As the mobile phone becomes Africa’s top gadget, with over 600 million subscriptions and more being shipped in, MPrep wants to make educational content available for students.
MPrep’s aim is to make education mobile using widely available mobile technology. They also want to connect schools in the most remote areas of the world with quality educational resources and provide student, teacher, parent, and educational network solutions.
TechMoran caught up with the co-founders and this is their story.
When was it launched and where?
We launched our first product — an SMS quiz tool for students in February of 2012. Publicly, we launched this tool in May 2012 when we started offering school data accounts. I guess our official “launch” as a company was at the KEPSHA conference last year in Mombasa. (It was 11-14 Sept.) We are gearing up for a national launch with our partner next month.
Who are its founders?
Toni Maraviglia and Kago Kagichiri. Toni’s the educator; Kago’s the brains behind the technology. Really though, I’d like to think of our current team as the founders. A company is not about an idea; it’s about execution.

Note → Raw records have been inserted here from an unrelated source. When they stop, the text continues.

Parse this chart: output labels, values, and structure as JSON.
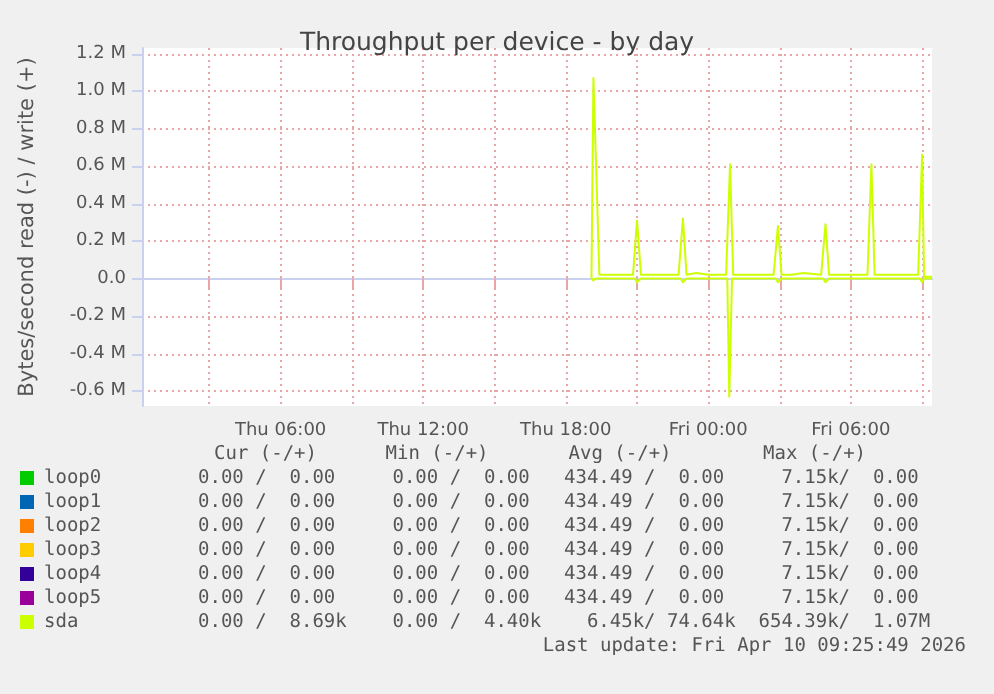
{
  "chart_data": {
    "type": "line",
    "title": "Throughput per device - by day",
    "ylabel": "Bytes/second read (-) / write (+)",
    "xlim": [
      "2026-04-09T00:10",
      "2026-04-10T09:25"
    ],
    "xticks": [
      {
        "value": "2026-04-09T03:00",
        "label": null
      },
      {
        "value": "2026-04-09T06:00",
        "label": "Thu 06:00"
      },
      {
        "value": "2026-04-09T09:00",
        "label": null
      },
      {
        "value": "2026-04-09T12:00",
        "label": "Thu 12:00"
      },
      {
        "value": "2026-04-09T15:00",
        "label": null
      },
      {
        "value": "2026-04-09T18:00",
        "label": "Thu 18:00"
      },
      {
        "value": "2026-04-09T21:00",
        "label": null
      },
      {
        "value": "2026-04-10T00:00",
        "label": "Fri 00:00"
      },
      {
        "value": "2026-04-10T03:00",
        "label": null
      },
      {
        "value": "2026-04-10T06:00",
        "label": "Fri 06:00"
      },
      {
        "value": "2026-04-10T09:00",
        "label": null
      }
    ],
    "ylim": [
      -680000,
      1230000
    ],
    "yticks": [
      {
        "value": -600000,
        "label": "-0.6 M"
      },
      {
        "value": -400000,
        "label": "-0.4 M"
      },
      {
        "value": -200000,
        "label": "-0.2 M"
      },
      {
        "value": 0,
        "label": "0.0"
      },
      {
        "value": 200000,
        "label": "0.2 M"
      },
      {
        "value": 400000,
        "label": "0.4 M"
      },
      {
        "value": 600000,
        "label": "0.6 M"
      },
      {
        "value": 800000,
        "label": "0.8 M"
      },
      {
        "value": 1000000,
        "label": "1.0 M"
      },
      {
        "value": 1200000,
        "label": "1.2 M"
      }
    ],
    "grid": true,
    "legend": "bottom left",
    "series": [
      {
        "name": "loop0",
        "color": "#00cc00"
      },
      {
        "name": "loop1",
        "color": "#0066b3"
      },
      {
        "name": "loop2",
        "color": "#ff8000"
      },
      {
        "name": "loop3",
        "color": "#ffcc00"
      },
      {
        "name": "loop4",
        "color": "#330099"
      },
      {
        "name": "loop5",
        "color": "#990099"
      },
      {
        "name": "sda",
        "color": "#ccff00",
        "x": [
          "2026-04-09T19:05",
          "2026-04-09T19:10",
          "2026-04-09T19:25",
          "2026-04-09T19:40",
          "2026-04-09T20:00",
          "2026-04-09T20:40",
          "2026-04-09T20:50",
          "2026-04-09T21:00",
          "2026-04-09T21:10",
          "2026-04-09T21:30",
          "2026-04-09T22:00",
          "2026-04-09T22:45",
          "2026-04-09T22:56",
          "2026-04-09T23:05",
          "2026-04-09T23:30",
          "2026-04-10T00:00",
          "2026-04-10T00:45",
          "2026-04-10T00:55",
          "2026-04-10T01:03",
          "2026-04-10T01:30",
          "2026-04-10T02:00",
          "2026-04-10T02:45",
          "2026-04-10T02:56",
          "2026-04-10T03:05",
          "2026-04-10T03:30",
          "2026-04-10T04:00",
          "2026-04-10T04:45",
          "2026-04-10T04:56",
          "2026-04-10T05:05",
          "2026-04-10T05:40",
          "2026-04-10T06:00",
          "2026-04-10T06:42",
          "2026-04-10T06:52",
          "2026-04-10T07:00",
          "2026-04-10T07:40",
          "2026-04-10T08:00",
          "2026-04-10T08:50",
          "2026-04-10T09:00",
          "2026-04-10T09:05",
          "2026-04-10T09:25"
        ],
        "values": [
          0,
          1070000,
          20000,
          20000,
          20000,
          20000,
          20000,
          310000,
          20000,
          20000,
          20000,
          20000,
          320000,
          20000,
          30000,
          20000,
          20000,
          610000,
          20000,
          20000,
          20000,
          20000,
          280000,
          20000,
          20000,
          30000,
          20000,
          290000,
          20000,
          20000,
          20000,
          20000,
          610000,
          20000,
          20000,
          20000,
          20000,
          660000,
          10000,
          10000
        ]
      },
      {
        "color": "#ccff00",
        "x": [
          "2026-04-09T19:05",
          "2026-04-09T19:10",
          "2026-04-09T19:15",
          "2026-04-09T20:55",
          "2026-04-09T21:00",
          "2026-04-09T21:10",
          "2026-04-09T22:50",
          "2026-04-09T22:56",
          "2026-04-09T23:05",
          "2026-04-10T00:48",
          "2026-04-10T00:53",
          "2026-04-10T01:00",
          "2026-04-10T02:50",
          "2026-04-10T02:56",
          "2026-04-10T03:05",
          "2026-04-10T04:50",
          "2026-04-10T04:56",
          "2026-04-10T05:05",
          "2026-04-10T08:55",
          "2026-04-10T09:00",
          "2026-04-10T09:05",
          "2026-04-10T09:25"
        ],
        "values": [
          0,
          -10000,
          0,
          0,
          -20000,
          0,
          0,
          -20000,
          0,
          0,
          -630000,
          0,
          0,
          -20000,
          0,
          0,
          -20000,
          0,
          0,
          -20000,
          0,
          0
        ]
      }
    ],
    "annotations": [
      "Cur (-/+)      Min (-/+)       Avg (-/+)        Max (-/+)",
      "0.00 /  0.00     0.00 /  0.00   434.49 /  0.00     7.15k/  0.00",
      "0.00 /  0.00     0.00 /  0.00   434.49 /  0.00     7.15k/  0.00",
      "0.00 /  0.00     0.00 /  0.00   434.49 /  0.00     7.15k/  0.00",
      "0.00 /  0.00     0.00 /  0.00   434.49 /  0.00     7.15k/  0.00",
      "0.00 /  0.00     0.00 /  0.00   434.49 /  0.00     7.15k/  0.00",
      "0.00 /  0.00     0.00 /  0.00   434.49 /  0.00     7.15k/  0.00",
      "0.00 /  8.69k    0.00 /  4.40k    6.45k/ 74.64k  654.39k/  1.07M",
      "Last update: Fri Apr 10 09:25:49 2026"
    ]
  }
}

What problem do you solve?
Ultimately we aim to solve problems that lead to students failing. We connect students to study tools, teachers and parents to data to help their children improve, and educational leaders to resources. Most importantly, we’re creating a network in which the dialogue around student learning grows, enticing schools to collaborate and compete. And we want no one left out of this dialogue. A tech solution alone is not a silver bullet to cure educational woes; we must attack failure from all sides.
How does it work?
It depends if you’re a student, teacher, parent, or admin. If you’re a student, you can use MPrep by texting 8512 with the word start. You’ll then register. Students can now take quizzes and tutorials via SMS and will receive marks and rankings at the end. Teachers and parents can also register by texting the Safaricom shortcode 8512 with the words TEACHER or PARENT. Depending on who you are, MPrep will lead you through the registration process. We’re still a closed beta in terms of the data accounts that are available via web/mobile web, so a person would have to call us to get their school or parent account set up. (This will change come February, however.)
Take us through your features
This would take a while! I would say try out the SMS tool yourself and if you’d like to see a demo of our data accounts, check out our demo video: https://vimeo.com/39535546
How any users so far?
We have 8,000 students at over 350 schools across Kenya using the student tool. We have 15 schools subscribing to data. It’s our aim to reach 100,000 students, 5,000 teachers, and 2,000 parents by the end of the year.
What is your business model?
Students (well really, their parents) pay a minimal cost for the SMS service, about 3KSh per quiz/tutorial. Schools and parents pay for web-based data accounts. We also customize MPrep and give solutions to educational networks — these are demand-driven solutions.
Any competition in town?
We’ve seen the greatest competition with companies that give customized SMS software. I won’t really name names. Of course there’s competition from paper products, tech solutions that schools are already using, and new ones that are popping up in the market.
How unique are you from them?
There are few educational solutions that are willing to be demand-driven, especially when it comes to remote areas. As a teacher myself, I see a lot of solutions popping up that 1. I would never use with my students, 2. Run on the ‘novelty effect’ of new, cool technology, 3. Are expensive, and 4. Are not truly accessible (let’s think about this — bandwidth is still next to nil in the rural areas!)
MPrep engages students, is easily accessible, affordable, and appropriate enough to work in classrooms. We aim to empower teachers.
Any funding yet? How much?
We started with $30K of personal funding, have won $80K in competitions, and just closed our seed round with $175K. All numbers in USD.
Holy moley, we have a lot of both. We believe in many strategic partnerships in order to attack student failure from multiple levels. I would say our four biggest partners are Safaricom, KEPSHA (primary school heads association), Child Friendly Schools (CFS) initiative, and biNu. We have others we can’t announce yet, and we also have advisors within the Ministry, UNICEF, Teach For America, and Pearson. We’re being incubated at the m:Lab. For clients, we sell to schools, school networks and educational networks.
I would say our biggest challenge now is staying focused. We know what we’re doing is working, but we don’t want to get sidetracked.
What are your 2013 plans?
National launch in February. Scale to 100,000 students. Provide an awesome, social tool for kids, parents, and teachers. Have fun. Change the way we think about technology in education. Go on a Team ostrich-riding excursion.
Do you want to be Africa-wide?
We want to be world-wide.
What else have done that is successful?
With the Muhuru Bay teachers and head teachers, I started an incentive-based educational programme in South Nyanza called WISERBridge back in 2008. It has quadrupled the KCPE passing rate since then, and it is now run and operated by the community.